I will oppose any effort to hold the federal government hostage for Ukraine funding. I will not consent to expedited passage of any spending measure that provides any more US aid to Ukraine. https://t.co/lwmmOObO81
— Rand Paul (@RandPaul) September 21, 2023
“Today I’m putting congressional leadership & [Joe Biden] on notice that I will oppose any effort to hold the federal government hostage for Ukraine funding. I will not consent to expedited passage of any spending measure that provides any more US aid to Ukraine,” he said.
In an op-ed published on Wednesday, Paul said he had concerns over what approving more aid would do to the national debt and voiced skepticism about U.S. strategy and interests in Ukraine.
However, new developments might make holding up any spending bill to protest Ukraine funding a fool’s errand. According to Politico, the Pentagon may separate its Ukraine operational requirements to avoid a government shutdown. This would allow the Pentagon to continue with its operations, unhindered by any potential shutdown.

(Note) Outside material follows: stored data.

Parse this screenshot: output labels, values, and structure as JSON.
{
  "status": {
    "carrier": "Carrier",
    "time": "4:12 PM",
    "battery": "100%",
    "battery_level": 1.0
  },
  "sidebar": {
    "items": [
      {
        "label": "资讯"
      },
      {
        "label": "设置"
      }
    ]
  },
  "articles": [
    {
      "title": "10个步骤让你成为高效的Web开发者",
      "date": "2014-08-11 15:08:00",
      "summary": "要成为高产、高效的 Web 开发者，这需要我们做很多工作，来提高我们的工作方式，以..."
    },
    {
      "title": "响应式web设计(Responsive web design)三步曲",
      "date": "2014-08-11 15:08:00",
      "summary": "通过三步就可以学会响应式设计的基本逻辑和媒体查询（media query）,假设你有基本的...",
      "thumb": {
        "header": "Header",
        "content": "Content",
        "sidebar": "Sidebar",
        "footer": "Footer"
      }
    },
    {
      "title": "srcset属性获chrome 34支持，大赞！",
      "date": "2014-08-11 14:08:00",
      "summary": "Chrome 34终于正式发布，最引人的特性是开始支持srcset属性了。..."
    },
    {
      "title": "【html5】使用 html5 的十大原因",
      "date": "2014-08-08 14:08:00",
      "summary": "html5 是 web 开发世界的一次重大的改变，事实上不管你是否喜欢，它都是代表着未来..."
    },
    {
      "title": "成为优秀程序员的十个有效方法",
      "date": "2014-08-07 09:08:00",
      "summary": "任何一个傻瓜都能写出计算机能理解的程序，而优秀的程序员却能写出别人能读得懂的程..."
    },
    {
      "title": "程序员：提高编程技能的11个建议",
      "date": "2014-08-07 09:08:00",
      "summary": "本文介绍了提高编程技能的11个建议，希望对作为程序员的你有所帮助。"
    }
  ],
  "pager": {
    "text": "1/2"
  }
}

But if lawmakers fail to reach an agreement and government appropriations lapse, DOD has decided to continue activities supporting Ukraine, DOD spokesperson Chris Sherwood told POLITICO Thursday — just hours after Ukrainian President Volodymyr Zelenskyy met with Defense Secretary Lloyd Austin, Joint Chiefs Chair Gen. Mark Milley and other senior leaders at the Pentagon. “Operation Atlantic Resolve is an excepted activity under a government lapse in appropriations,” Sherwood said, referring to the named operation for DOD’s activities in response to the Russian invasion. The move means that the U.S. military’s activities related to the war, such as training of Ukrainian soldiers on American tactics and equipment, as well as shipments of weapons to Kyiv, will continue despite any potential shutdown. As recently as Tuesday, Sherwood had said the shutdown could halt those activities.

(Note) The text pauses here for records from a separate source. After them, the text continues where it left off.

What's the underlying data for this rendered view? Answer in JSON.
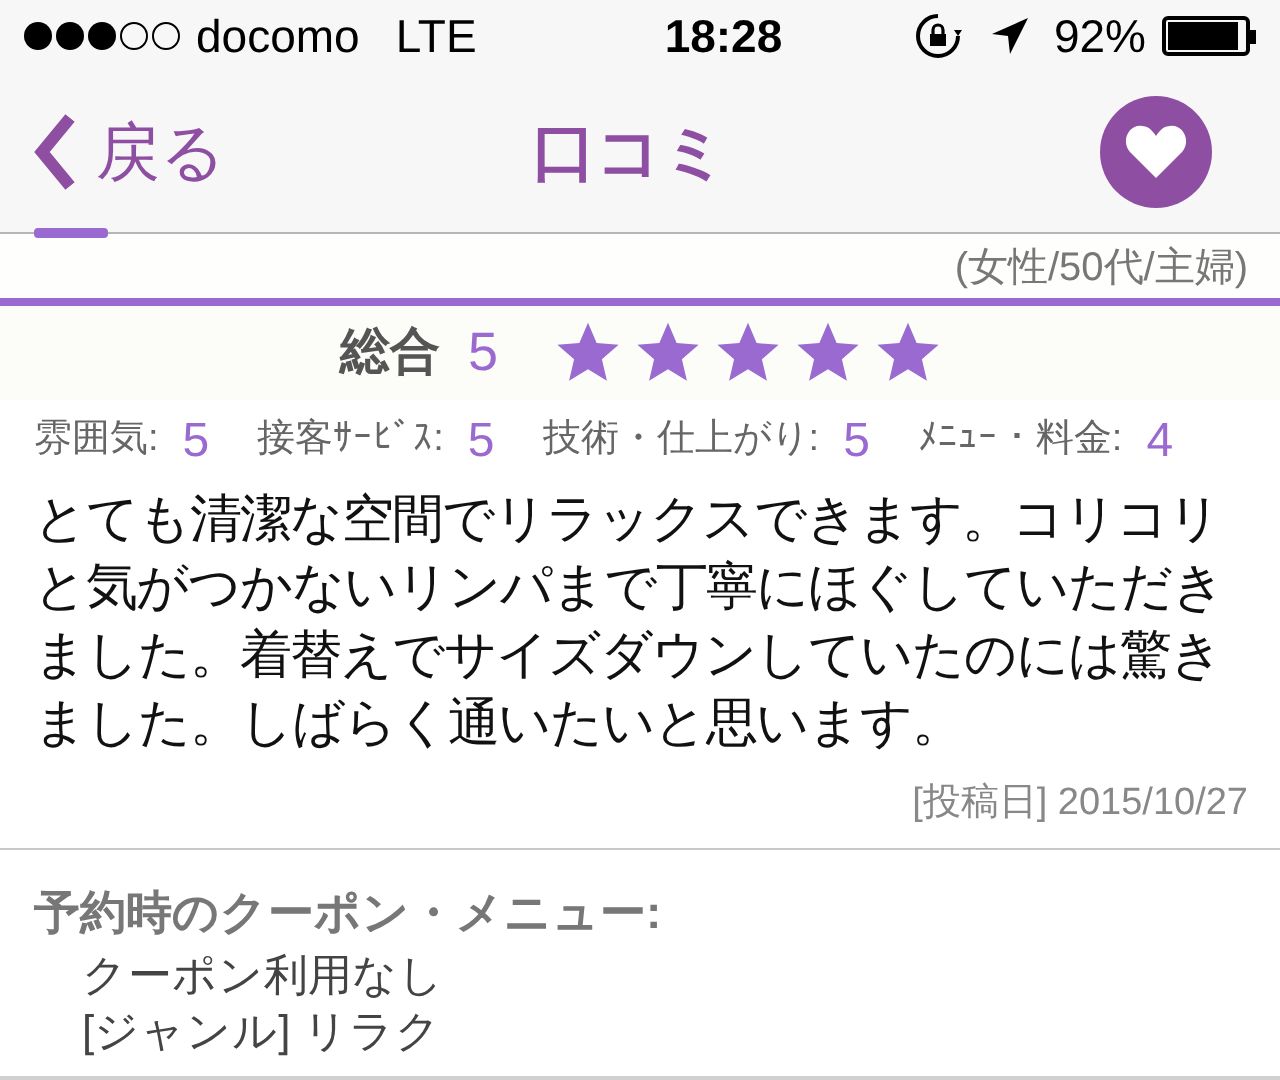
{
  "status_bar": {
    "signal_dots": [
      {
        "filled": true
      },
      {
        "filled": true
      },
      {
        "filled": true
      },
      {
        "filled": false
      },
      {
        "filled": false
      }
    ],
    "carrier": "docomo",
    "network": "LTE",
    "time": "18:28",
    "battery_percent": "92%"
  },
  "nav_bar": {
    "back_label": "戻る",
    "title": "口コミ"
  },
  "reviewer": "(女性/50代/主婦)",
  "overall": {
    "label": "総合",
    "score": "5",
    "stars": 5
  },
  "sub_ratings": [
    {
      "label": "雰囲気:",
      "value": "5"
    },
    {
      "label": "接客ｻｰﾋﾞｽ:",
      "value": "5"
    },
    {
      "label": "技術・仕上がり:",
      "value": "5"
    },
    {
      "label": "ﾒﾆｭｰ・料金:",
      "value": "4"
    }
  ],
  "body": "とても清潔な空間でリラックスできます。コリコリと気がつかないリンパまで丁寧にほぐしていただきました。着替えでサイズダウンしていたのには驚きました。しばらく通いたいと思います。",
  "posted": "[投稿日] 2015/10/27",
  "coupon": {
    "heading": "予約時のクーポン・メニュー:",
    "lines": [
      "クーポン利用なし",
      "[ジャンル] リラク"
    ]
  }
}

By denying Zelensky’s request to address Congress, America would be saved from seeing another opportunity for Zelensky to fool Americans into continuing to support funding his war. Unfortunately, however, it would seem that the House still has enough support to authorize additional funding for Ukraine, regardless of the event of a government shutdown due to any spending bill getting held up.